My gaze returned once more to the bookshelves, glowing in the torchlight. “May we look at them some more?”
“No.”
I was startled, for his voice had lost its affectionate joviality and become hard.
“But, Father,” I objected, “you yourself have said that the pursuit of knowledge is a grand thing.”
“This is not knowledge,” he said. “It is a corruption of knowledge. And these books are not to be read.”
“Then, why do you keep them?” I asked defiantly. “Why not just burn them?”
For a moment his brow furrowed angrily, then softened. “I keep them, dear, arrogant Victor, because they are artifacts of an ignorant, wicked past-and it is a good thing not to forget our past mistakes. To keep us humble. To keep us vigilant. You see, my boy?”
“Yes, Father,” I said, but I was not sure I did. It seemed impossible to me that all this ink could contain nothing but lies.
“Now come away from this dark place,” he told the three of us. “It’s best if you do not speak of it to anyone-especially your little brothers. The stairs are perilous enough, and you already know the hazards of the door.” He looked at us gravely. “And make me a promise that I will not find you here again.”

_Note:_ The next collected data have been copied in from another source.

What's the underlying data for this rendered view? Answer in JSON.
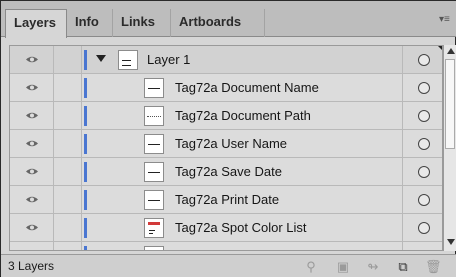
{
  "tabs": [
    "Layers",
    "Info",
    "Links",
    "Artboards"
  ],
  "panel_menu_icon": "panel-menu-icon",
  "parent_layer": {
    "name": "Layer 1"
  },
  "items": [
    {
      "name": "Tag72a Document Name",
      "thumb": "line"
    },
    {
      "name": "Tag72a Document Path",
      "thumb": "dotted"
    },
    {
      "name": "Tag72a User Name",
      "thumb": "line"
    },
    {
      "name": "Tag72a Save Date",
      "thumb": "line"
    },
    {
      "name": "Tag72a Print Date",
      "thumb": "line"
    },
    {
      "name": "Tag72a Spot Color List",
      "thumb": "color-list"
    },
    {
      "name": "",
      "thumb": "red"
    }
  ],
  "footer": {
    "count": "3 Layers",
    "icons": [
      "search-icon",
      "make-clip-mask-icon",
      "create-sublayer-icon",
      "new-layer-icon",
      "trash-icon"
    ]
  },
  "colors": {
    "layer_color": "#4a76d1"
  }
}
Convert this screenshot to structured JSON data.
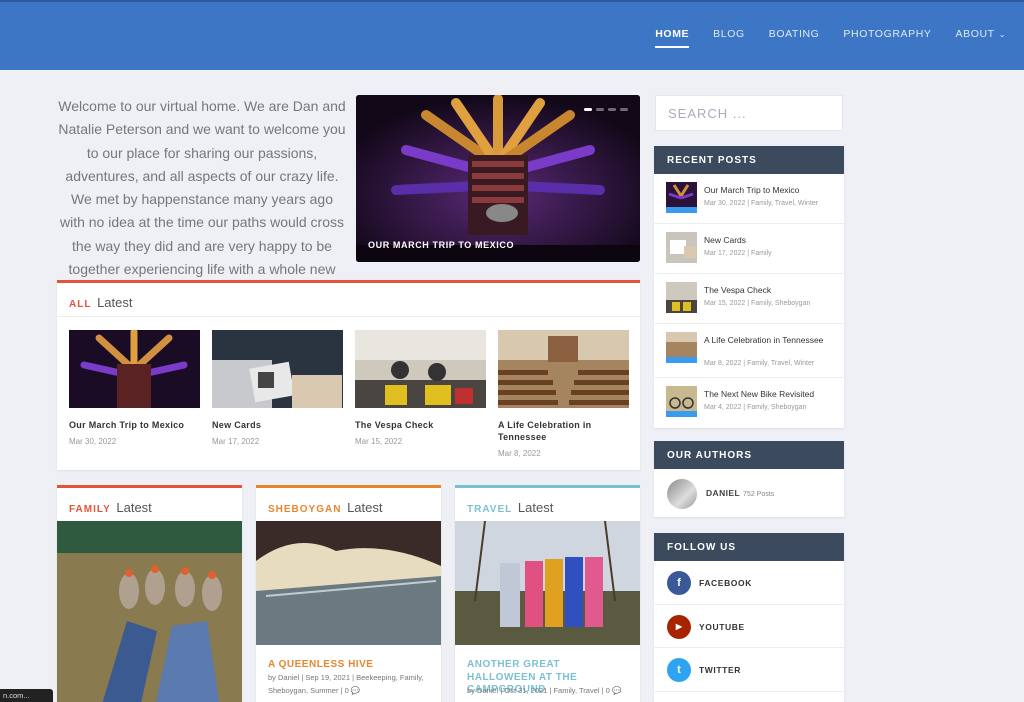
{
  "nav": [
    {
      "label": "HOME",
      "active": true
    },
    {
      "label": "BLOG"
    },
    {
      "label": "BOATING"
    },
    {
      "label": "PHOTOGRAPHY"
    },
    {
      "label": "ABOUT"
    }
  ],
  "welcome_text": "Welcome to our virtual home.  We are Dan and Natalie Peterson and we want to welcome you to our place for sharing our passions, adventures, and all aspects of our crazy life.  We met by happenstance many years ago with no idea at the time our paths would cross the way they did and are very happy to be together experiencing life with a whole new outlook",
  "hero": {
    "caption": "OUR MARCH TRIP TO MEXICO"
  },
  "latest_box": {
    "cat": "ALL",
    "suffix": "Latest",
    "items": [
      {
        "title": "Our March Trip to Mexico",
        "date": "Mar 30, 2022"
      },
      {
        "title": "New Cards",
        "date": "Mar 17, 2022"
      },
      {
        "title": "The Vespa Check",
        "date": "Mar 15, 2022"
      },
      {
        "title": "A Life Celebration in Tennessee",
        "date": "Mar 8, 2022"
      }
    ]
  },
  "cat_boxes": [
    {
      "cat": "FAMILY",
      "suffix": "Latest",
      "color": "#e5533d",
      "post_title": "",
      "meta": ""
    },
    {
      "cat": "SHEBOYGAN",
      "suffix": "Latest",
      "color": "#e8862e",
      "post_title": "A QUEENLESS HIVE",
      "meta": "by Daniel | Sep 19, 2021 | Beekeeping, Family, Sheboygan, Summer | 0"
    },
    {
      "cat": "TRAVEL",
      "suffix": "Latest",
      "color": "#7cc1d1",
      "post_title": "ANOTHER GREAT HALLOWEEN AT THE CAMPGROUND",
      "meta": "by Daniel | Oct 31, 2021 | Family, Travel | 0"
    }
  ],
  "search": {
    "placeholder": "SEARCH ..."
  },
  "recent_posts": {
    "heading": "RECENT POSTS",
    "items": [
      {
        "title": "Our March Trip to Mexico",
        "meta": "Mar 30, 2022 | Family, Travel, Winter"
      },
      {
        "title": "New Cards",
        "meta": "Mar 17, 2022 | Family"
      },
      {
        "title": "The Vespa Check",
        "meta": "Mar 15, 2022 | Family, Sheboygan"
      },
      {
        "title": "A Life Celebration in Tennessee",
        "meta": "Mar 8, 2022 | Family, Travel, Winter"
      },
      {
        "title": "The Next New Bike Revisited",
        "meta": "Mar 4, 2022 | Family, Sheboygan"
      }
    ]
  },
  "authors": {
    "heading": "OUR AUTHORS",
    "name": "DANIEL",
    "count": "752 Posts"
  },
  "follow": {
    "heading": "FOLLOW US",
    "items": [
      {
        "label": "FACEBOOK",
        "glyph": "f",
        "color": "#3b5998"
      },
      {
        "label": "YOUTUBE",
        "glyph": "▶",
        "color": "#a82400"
      },
      {
        "label": "TWITTER",
        "glyph": "t",
        "color": "#2ea3f2"
      }
    ]
  },
  "status_text": "n.com..."
}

“I promise,” the three of us said, almost in exact unison. Though I was not so sure I could resist the strange allure of these books.
“Excellent. And, Victor,” he added with a wry grin, “wonderful to see you on your feet again. Now, if I’m not mistaken, it is nearly time for us to prepare dinner for the servants.”
“Surely that’s enough now,” I muttered, tossing another peeled potato into the heaping bowl.
“A few more, I think,” Konrad said, still diligently peeling. He glanced over at Ernest, who was sitting beside us at the long table, his brow furrowed with concentration as he worked away at a potato. He in no way resembled Konrad and me. He took after our mother, with fair hair, and large, blue eyes.
“Remember, push the knife away from yourself,” Konrad said gently. “You don’t want to cut your hand. Good. That’s it.”